Owo łamanie chleba Kościół od niepamiętnych czasów łączył z eucharystią. Oto niepojęty i nieuchwytny Bóg, którego nie można „zamknąć” w jednym miejscu i czasie, tak bardzo chce się nam objawiać i dawać, że ustanowił sakrament, w którym zawsze możemy „być Go pewni”. W którym zawsze jest obecny, nawet jeśli Jego obecności sobie w pełni nie uświadamiamy. On tam jest. Tak jak był obecny przy uczniach idących do Emaus, z którymi rozmawiał i z którymi zasiadł do stołu. To, że tak długo nie dostrzegli, Kto z nimi przebywa, nie zmienia obiektywnego faktu, że cały czas był przy nich. To, że tak często przeoczamy Jego realną obecność w eucharystii, nie zmienia obiektywnego faktu, że On jest w łamanym na ołtarzu chlebie. I mam wielką nadzieję, że każdemu z nas przed śmiercią zdarzy się – może nawet nie jeden raz – że otworzą się nasze oczy i poznamy Go (por. Łk 24,31) w tym sakramencie, w którym On, wciąż się nam dając, czeka. Bo na mocy Zmartwychwstania już jesteśmy zdolni, by Go rozpoznać.

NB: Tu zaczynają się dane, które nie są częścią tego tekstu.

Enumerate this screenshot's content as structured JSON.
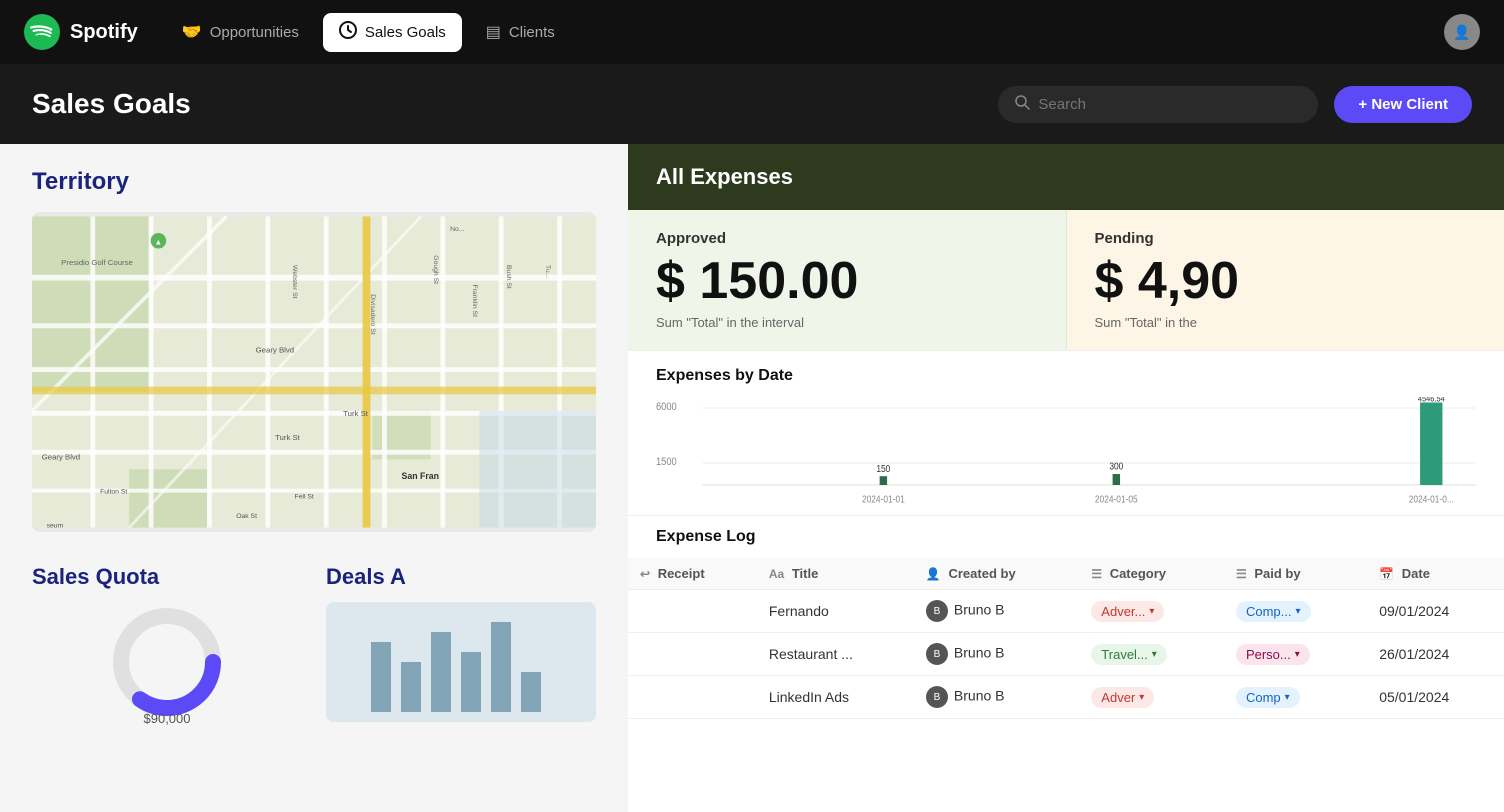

Czy Bóg, który kocha nas tak wielką, nieoglądającą się na nic i nie oczekującą nic w zamian miłością, nie rozumiałby dobrze naszych wahań i lęku o siebie? Nie byłby wyrozumiały wobec naszego niepokoju: „Panie, jak ja mam żyć Twoim Zmartwychwstaniem?” Czy Ktoś, Kto wszystko dla nas poświęcił, „obraziłby się” i zrezygnowałby z nas dlatego, że nie wiemy, jak się wobec Niego zachować i jak przyjąć to, co dla nas uczynił? Szczególnie teraz, w czasie Zmartwychwstania, nie ma już miejsca na „pobożne konwenanse”, nie ma miejsca na myślenie, co wobec Boga „wypada”, a co nie; czy przypadkiem, niechcący, czymś Go nie urażamy. Wobec takiej miłości, której nawet sobie nie uświadamiamy i której najmniejszą zaledwie część zauważamy, nie mają już znaczenia drobiazgi i skrupuły, które tylko odbierają nam odwagę: odwagę czerpania z Bożych, niezasłużonych i ogromnych darów. Oczywiście, że to nasze czerpanie ze Zmartwychwstania będzie często nieporadne, nieumiejętne, że będzie dopiero szukaniem. Ale przecież Bóg, który nieustannie nas szuka, który dla nas przeszedł przez śmierć i Otchłań, nie zostawi nas tak łatwo. Dobrze wie, że potrzebujemy czasu, nieraz bardzo długiego, by dać się „przepalić” prawdzie o Zmartwychwstaniu, by przemienić się w nowe stworzenie; by stać się w pełni zdrowymi na ciele i duszy.